Less convincing was the image extension tool. Though it gives you a few options I felt it struggled to extend the composition as successfully as it created the original seed image. You start to see the limitations of AI when you ask it to develop ideas further, and the images began to look more like a random assembly of subjects than a true composition.
The textures and colors were, I think, one of the more impressive details. If someone showed me a print of my final image, I wouldn’t have guessed that it wasn’t really done in watercolor originally. The color and lighting, and the way the paint sits on the paper is convincing.
Overall I enjoyed my experience using DALL E 2 as an inspiration tool. It gave me some new ideas and helped me think about what matters in a composition. Although it has limitations, and clearly isn’t about to steal my passion for creating art, it was novel and fun to use and I would recommend it to other artists who are struggling to break through a creative block.
The 4 benefits of using AI tools in your art:
AI can generate new ideas and perspectives that can inspire artists to create something different or unique. AI-generated art can help artists break out of their usual creative patterns and explore new directions.
AI can assist artists in completing tasks more efficiently. For example, an AI tool can help with tasks like color selection or background removal, freeing up more time for the artist to focus on the creative process, particularly with digital art.
AI can be used as a tool for experimentation, allowing artists to explore new mediums, techniques, and styles. AI-generated art can provide a starting point for artists to experiment with and build upon digitally or in traditional mediums like watercolor, oil, or colour pencil.
AI can make art creation more accessible to people who may not have traditional art skills or resources. With AI tools, anyone can create art, regardless of their background or experience.
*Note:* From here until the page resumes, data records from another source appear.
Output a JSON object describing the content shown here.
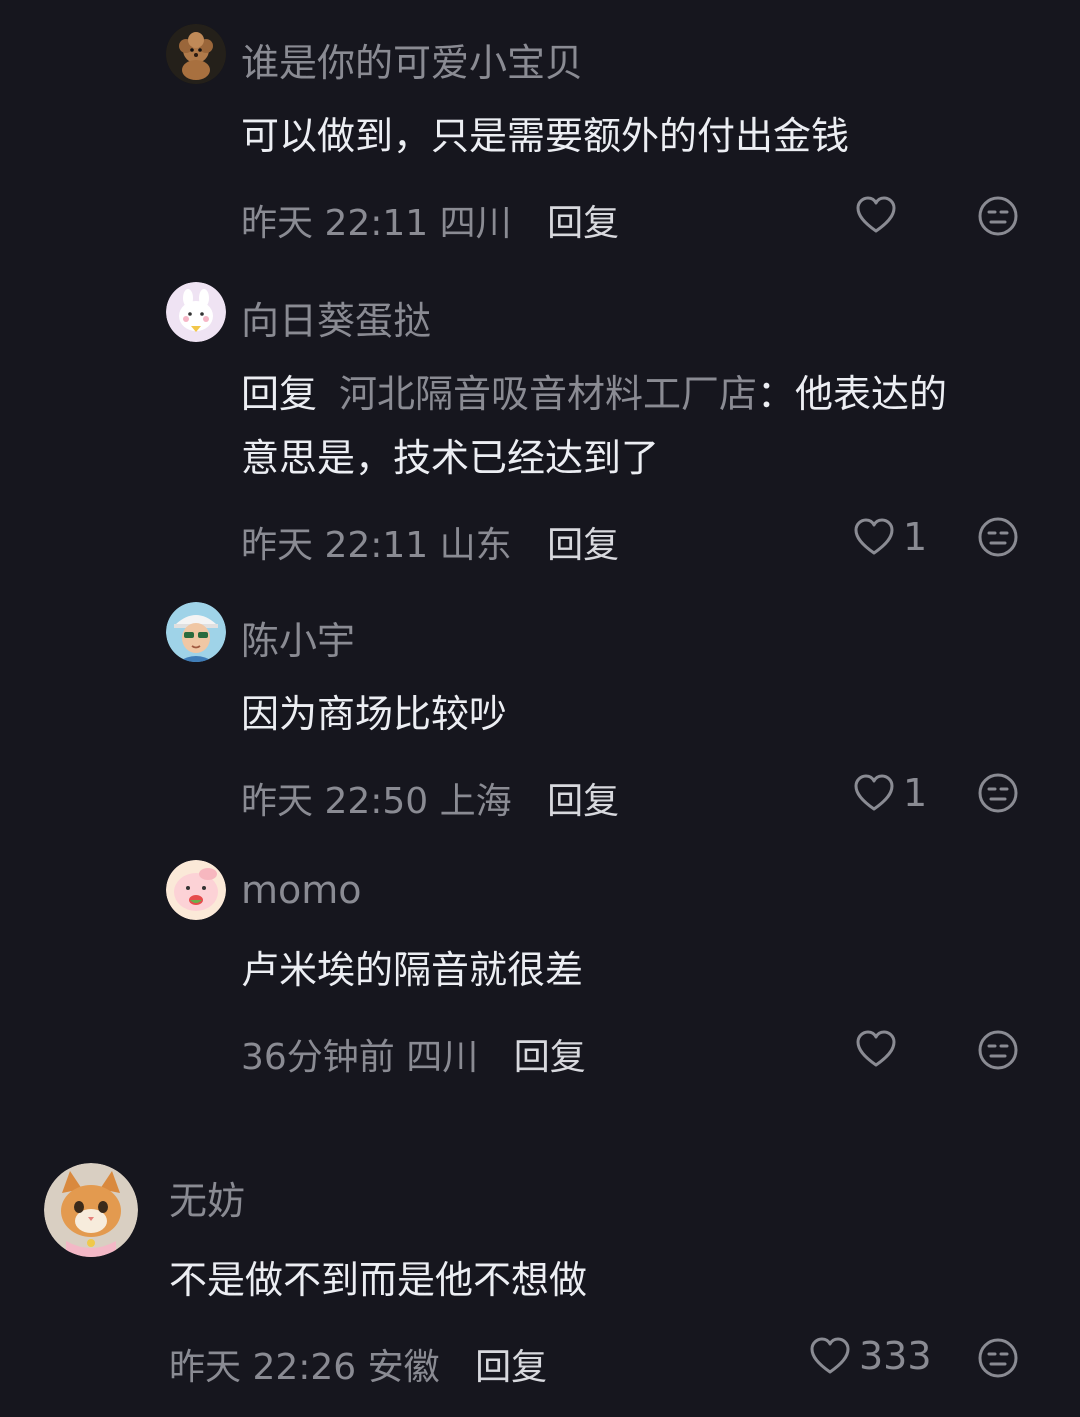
{
  "comments": [
    {
      "name": "谁是你的可爱小宝贝",
      "text": "可以做到，只是需要额外的付出金钱",
      "time": "昨天 22:11",
      "location": "四川",
      "reply_label": "回复",
      "likes": "",
      "avatar": "poodle-avatar"
    },
    {
      "name": "向日葵蛋挞",
      "reply_prefix": "回复",
      "mention": "河北隔音吸音材料工厂店",
      "text_line1_rest": "：他表达的",
      "text_line2": "意思是，技术已经达到了",
      "time": "昨天 22:11",
      "location": "山东",
      "reply_label": "回复",
      "likes": "1",
      "avatar": "cartoon-bunny-avatar"
    },
    {
      "name": "陈小宇",
      "text": "因为商场比较吵",
      "time": "昨天 22:50",
      "location": "上海",
      "reply_label": "回复",
      "likes": "1",
      "avatar": "boy-cap-avatar"
    },
    {
      "name": "momo",
      "text": "卢米埃的隔音就很差",
      "time": "36分钟前",
      "location": "四川",
      "reply_label": "回复",
      "likes": "",
      "avatar": "pink-piglet-avatar"
    },
    {
      "name": "无妨",
      "text": "不是做不到而是他不想做",
      "time": "昨天 22:26",
      "location": "安徽",
      "reply_label": "回复",
      "likes": "333",
      "avatar": "orange-cat-avatar"
    }
  ],
  "colors": {
    "background": "#16161e",
    "primary_text": "#eceef3",
    "secondary_text": "#8a8b93"
  }
}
The downsides of artists using AI tools:
1. Lack of originality
Because AI art is generated using algorithms and pre-existing data, there is a risk that it may lack originality and creativity. Some people argue that AI art is not truly “art” because it does not come from the artist’s unique perspective or creative process. Instead, it is effectively an amalgamation of images based on keyword inputs.
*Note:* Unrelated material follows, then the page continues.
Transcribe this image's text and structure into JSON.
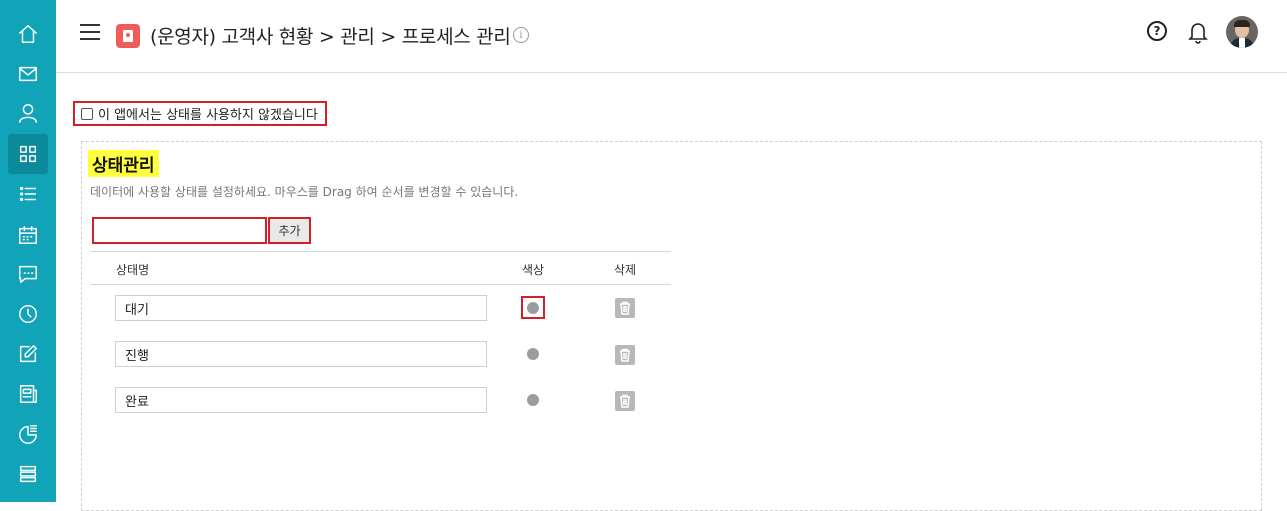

If artists rely too heavily on AI tools, they may become dependent on them and lose their creative skills and vision. This can result in a lack of personal style or originality in their work. We’ve already seen this having an effect on writers who are using tools like Chat GPT, the same could begin to happen with artists.
3. Ethical concerns
There are ethical concerns around the use of AI in art, particularly around issues of ownership and copyright. For example, who owns the rights to an AI-generated artwork? Is it the artist who created the original dataset, or the AI system that generated the final image? This is the main criticism coming from artists about the technology, and it’s fair to say. The data set used to train the AI tool is key to this. If an unscrupulous tech company is using millions of images from the internet as a source for its image creation tool but doesn’t have permission from every copyright owner, there is a potential violation of those artists’ intellectual property.
4. Technical limitations
AI tools for art creation are still in their early stages and have limitations in terms of their technical capabilities. For example, they may struggle with complex tasks like creating realistic human faces or generating 3D art. Although this is currently a limitation, the rate of improvement will be astronomical, and it will be interesting to watch it develop.